Adding to the culinary delight of eating the mushrooms was the Rose Shrub that was served with them. Even before I took my first sip, Brian cautioned that the vinegar might be off-putting for me. But it wasn’t. It was positively delicious, balancing just the right notes of sweetness and acidity. Plus, it was very pretty to look at, as it was served in a beveled tumbler with a pale pink cherry blossom that matched the sparkly pink color of the beverage. It was, by far, my favorite drink of the night.

Next up came the Poached Norwegian Trout (although Brian ordered a vegetarian option instead). It was delectably moist and flaky. Perfect. Surprisingly, it was as pink on the inside as salmon. The brown butter nage, sunchokes, and snap peas that accompanied the fish accented the entire experience of delving into the dish. It was my favorite “entrée” of the evening. That can probably be attributed to my bias for seafood.

Poached Norwegian Ocean Trout at Table X Restaurant:  local sunchoke, English and snap peas, brown butter nage.

By the time our pasta arrived, I had reached my limit. I took a bite to taste, then had a waiter box up the rest for me. The pasta itself was tender and tasty, whereas the lamb was bursting with flavor and juiciness. It was pretty impressive, in my opinion.

The Rosemary and Thyme Sparkling Water that was served alongside the dish nicely complemented the lamb. As I was already full, however, Brian gladly took my glass and finished off the water for me.

Sparkling water with rosemary and mint at Table X Restaurant.

Then came the Angus Beef Bavette. Again, I took a bite just so I could say I tasted it. It was divine. The meat was perfectly cooked to a tender, melt-in-your-mouth medium rare, and the seasoning of cured bacon au jus rounded out the scrumptiousness of the steak. However, the creamy “aligoat” potatoes tasted just a bit too bitter for my taste.
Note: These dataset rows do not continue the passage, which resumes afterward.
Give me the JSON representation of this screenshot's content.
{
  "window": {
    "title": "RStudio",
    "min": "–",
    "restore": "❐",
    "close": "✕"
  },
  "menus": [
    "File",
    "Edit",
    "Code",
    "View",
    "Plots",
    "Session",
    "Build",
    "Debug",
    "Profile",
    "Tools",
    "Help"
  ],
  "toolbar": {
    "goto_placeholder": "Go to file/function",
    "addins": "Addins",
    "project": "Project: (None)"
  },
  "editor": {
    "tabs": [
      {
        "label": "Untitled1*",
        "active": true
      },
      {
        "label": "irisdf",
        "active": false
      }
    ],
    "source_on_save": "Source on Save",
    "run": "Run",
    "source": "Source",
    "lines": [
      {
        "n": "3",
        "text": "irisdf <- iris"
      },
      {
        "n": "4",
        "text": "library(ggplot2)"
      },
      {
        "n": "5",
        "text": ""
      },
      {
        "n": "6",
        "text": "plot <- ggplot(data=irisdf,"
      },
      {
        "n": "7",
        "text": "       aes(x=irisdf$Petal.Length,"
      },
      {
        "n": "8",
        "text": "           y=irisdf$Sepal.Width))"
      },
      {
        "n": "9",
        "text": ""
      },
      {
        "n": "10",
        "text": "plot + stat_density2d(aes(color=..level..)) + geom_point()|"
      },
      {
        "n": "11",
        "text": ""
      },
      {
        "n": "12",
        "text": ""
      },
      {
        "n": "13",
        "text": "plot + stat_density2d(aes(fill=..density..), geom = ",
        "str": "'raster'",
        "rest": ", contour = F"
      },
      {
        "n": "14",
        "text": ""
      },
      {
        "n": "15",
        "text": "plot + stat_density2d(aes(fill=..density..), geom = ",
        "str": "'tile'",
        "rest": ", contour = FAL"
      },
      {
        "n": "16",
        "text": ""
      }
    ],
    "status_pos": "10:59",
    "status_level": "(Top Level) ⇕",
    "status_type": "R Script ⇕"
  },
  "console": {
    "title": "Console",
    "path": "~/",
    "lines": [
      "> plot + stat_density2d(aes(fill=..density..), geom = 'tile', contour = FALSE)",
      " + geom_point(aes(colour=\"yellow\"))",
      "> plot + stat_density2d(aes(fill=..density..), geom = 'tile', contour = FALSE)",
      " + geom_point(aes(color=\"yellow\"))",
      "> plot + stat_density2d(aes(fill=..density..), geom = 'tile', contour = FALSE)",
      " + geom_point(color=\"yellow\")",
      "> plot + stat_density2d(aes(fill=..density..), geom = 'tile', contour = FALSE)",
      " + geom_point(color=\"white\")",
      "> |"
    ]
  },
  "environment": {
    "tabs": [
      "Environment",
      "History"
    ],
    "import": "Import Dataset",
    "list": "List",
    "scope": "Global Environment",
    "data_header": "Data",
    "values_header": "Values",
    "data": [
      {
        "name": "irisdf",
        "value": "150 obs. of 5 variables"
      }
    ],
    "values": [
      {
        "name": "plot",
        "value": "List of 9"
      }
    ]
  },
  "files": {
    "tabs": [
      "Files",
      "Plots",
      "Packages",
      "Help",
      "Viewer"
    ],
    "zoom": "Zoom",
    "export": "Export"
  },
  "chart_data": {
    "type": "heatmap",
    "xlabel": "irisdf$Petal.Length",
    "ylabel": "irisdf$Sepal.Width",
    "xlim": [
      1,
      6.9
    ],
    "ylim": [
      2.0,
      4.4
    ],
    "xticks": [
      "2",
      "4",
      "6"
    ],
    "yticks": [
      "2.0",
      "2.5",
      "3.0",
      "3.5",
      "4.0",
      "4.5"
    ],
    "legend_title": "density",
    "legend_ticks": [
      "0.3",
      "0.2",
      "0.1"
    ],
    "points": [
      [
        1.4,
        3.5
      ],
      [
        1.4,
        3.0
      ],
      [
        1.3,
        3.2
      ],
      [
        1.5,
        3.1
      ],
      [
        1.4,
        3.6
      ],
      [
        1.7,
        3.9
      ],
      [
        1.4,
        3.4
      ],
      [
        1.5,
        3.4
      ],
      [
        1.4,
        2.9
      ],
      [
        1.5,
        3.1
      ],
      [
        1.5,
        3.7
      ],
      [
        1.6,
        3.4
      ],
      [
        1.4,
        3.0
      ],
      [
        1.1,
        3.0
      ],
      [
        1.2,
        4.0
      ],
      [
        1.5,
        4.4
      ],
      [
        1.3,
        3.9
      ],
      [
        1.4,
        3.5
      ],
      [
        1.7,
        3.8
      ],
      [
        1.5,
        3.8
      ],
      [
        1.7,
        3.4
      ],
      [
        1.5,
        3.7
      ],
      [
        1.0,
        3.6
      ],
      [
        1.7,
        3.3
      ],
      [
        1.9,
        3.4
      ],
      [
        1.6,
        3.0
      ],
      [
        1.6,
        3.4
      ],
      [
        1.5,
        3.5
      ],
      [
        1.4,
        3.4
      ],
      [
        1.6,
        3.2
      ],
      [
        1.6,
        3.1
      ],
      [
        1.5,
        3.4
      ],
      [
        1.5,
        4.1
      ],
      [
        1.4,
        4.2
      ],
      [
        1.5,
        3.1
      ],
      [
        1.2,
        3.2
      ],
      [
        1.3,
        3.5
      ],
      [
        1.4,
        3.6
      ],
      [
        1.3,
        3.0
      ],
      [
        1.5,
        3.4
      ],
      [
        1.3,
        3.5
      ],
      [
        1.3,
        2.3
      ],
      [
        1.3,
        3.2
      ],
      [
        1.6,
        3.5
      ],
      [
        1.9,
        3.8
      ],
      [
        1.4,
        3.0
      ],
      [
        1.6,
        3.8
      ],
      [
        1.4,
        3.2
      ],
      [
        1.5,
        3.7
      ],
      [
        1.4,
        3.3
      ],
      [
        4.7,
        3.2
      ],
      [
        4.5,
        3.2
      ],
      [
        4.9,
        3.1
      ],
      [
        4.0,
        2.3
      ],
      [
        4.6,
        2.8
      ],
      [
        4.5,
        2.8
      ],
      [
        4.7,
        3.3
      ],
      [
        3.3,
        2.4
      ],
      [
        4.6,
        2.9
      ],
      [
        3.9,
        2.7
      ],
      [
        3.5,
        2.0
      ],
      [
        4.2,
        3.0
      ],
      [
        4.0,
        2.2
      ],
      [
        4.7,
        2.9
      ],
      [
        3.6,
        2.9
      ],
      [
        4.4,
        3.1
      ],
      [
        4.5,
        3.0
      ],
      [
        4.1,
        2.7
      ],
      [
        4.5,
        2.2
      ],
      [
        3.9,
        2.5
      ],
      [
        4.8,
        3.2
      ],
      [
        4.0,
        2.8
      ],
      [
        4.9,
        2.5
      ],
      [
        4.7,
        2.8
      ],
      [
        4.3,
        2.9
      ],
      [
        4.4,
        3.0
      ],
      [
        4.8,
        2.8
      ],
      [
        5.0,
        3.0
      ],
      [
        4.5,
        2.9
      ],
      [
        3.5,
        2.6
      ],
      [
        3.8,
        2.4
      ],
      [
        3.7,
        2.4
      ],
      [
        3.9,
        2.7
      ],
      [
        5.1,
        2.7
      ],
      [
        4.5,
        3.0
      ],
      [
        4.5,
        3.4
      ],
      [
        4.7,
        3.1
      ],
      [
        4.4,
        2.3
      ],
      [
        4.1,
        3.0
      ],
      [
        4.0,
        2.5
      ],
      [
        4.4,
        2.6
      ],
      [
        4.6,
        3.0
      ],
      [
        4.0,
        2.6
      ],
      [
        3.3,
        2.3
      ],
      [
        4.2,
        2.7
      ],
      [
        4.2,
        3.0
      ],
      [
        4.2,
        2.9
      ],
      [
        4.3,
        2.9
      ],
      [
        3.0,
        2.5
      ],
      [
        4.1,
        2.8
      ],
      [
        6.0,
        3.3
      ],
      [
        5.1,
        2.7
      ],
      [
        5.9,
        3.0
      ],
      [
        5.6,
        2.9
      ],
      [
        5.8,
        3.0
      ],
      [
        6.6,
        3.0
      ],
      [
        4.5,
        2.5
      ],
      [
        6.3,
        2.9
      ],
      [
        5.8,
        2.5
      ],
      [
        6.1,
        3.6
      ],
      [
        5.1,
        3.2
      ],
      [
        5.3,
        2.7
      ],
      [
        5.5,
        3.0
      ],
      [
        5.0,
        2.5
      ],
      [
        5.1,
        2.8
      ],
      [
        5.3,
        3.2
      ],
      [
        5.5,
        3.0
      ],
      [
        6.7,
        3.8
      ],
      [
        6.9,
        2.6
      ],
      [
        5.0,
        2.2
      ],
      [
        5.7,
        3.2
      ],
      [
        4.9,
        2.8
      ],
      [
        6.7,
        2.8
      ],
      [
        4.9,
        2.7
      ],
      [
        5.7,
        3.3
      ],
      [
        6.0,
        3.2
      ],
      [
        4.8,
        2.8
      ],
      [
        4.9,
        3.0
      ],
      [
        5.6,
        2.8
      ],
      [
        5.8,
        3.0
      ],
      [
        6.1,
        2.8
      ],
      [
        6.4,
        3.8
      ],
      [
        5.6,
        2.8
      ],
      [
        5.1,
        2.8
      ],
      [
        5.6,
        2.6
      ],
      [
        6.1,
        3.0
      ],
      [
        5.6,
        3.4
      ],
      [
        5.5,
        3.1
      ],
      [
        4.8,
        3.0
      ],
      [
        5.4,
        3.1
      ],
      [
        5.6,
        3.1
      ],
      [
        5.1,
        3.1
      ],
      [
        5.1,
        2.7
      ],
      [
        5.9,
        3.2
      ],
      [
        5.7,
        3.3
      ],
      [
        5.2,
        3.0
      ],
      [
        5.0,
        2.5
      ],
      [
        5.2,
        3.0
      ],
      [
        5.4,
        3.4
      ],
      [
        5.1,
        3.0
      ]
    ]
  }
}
The last beverage pairing was just as pretty as the pink shrub had been, but it was a bright, jewel-toned red rather than pale pink. It was slightly tart despite the hibiscus and tasted a lot like cranberry juice with a twist to me. Very satisfying.

Hibiscus-lemon spritz at Table X Restaurant.

Finally, we reached the desserts.

The black sesame ice cream we were served was not my favorite. The lump of gray-hued ice cream looked unappetizing to me, and its peanut butter and licorice taste didn’t please my palate at all. Plus, I’ve never really liked rice pudding. No offense to the chef.

However, the carrot cake offered some redemption, as it was perfectly dense and simultaneously moist. The chamomile-rhubarb crème fraiche and the brown sugar-oat crumble elevated the cake considerably. It definitely made my taste buds dance. 😋

Carrot Cake at Table X Restaurant:  chamomile-rhubarb crème fraîche & brown sugar-oat crumble.

As a nod to our anniversary, the chef surprised us with an additional treat: two delicious miniature chocolate tarts garnished with toasted marshmallow cream and itty-bitty yellow blossoms. It was a very thoughtful—and much-appreciated—surprise.

Conclusion:

Table X’s commitment to quality ingredients, impeccable preparation, creative presentation, and immaculate service ensures that your visit will be memorable. Whether celebrating an anniversary, as we were, or simply looking for a unique culinary adventure—also as we were—Table X promises to delight and impress.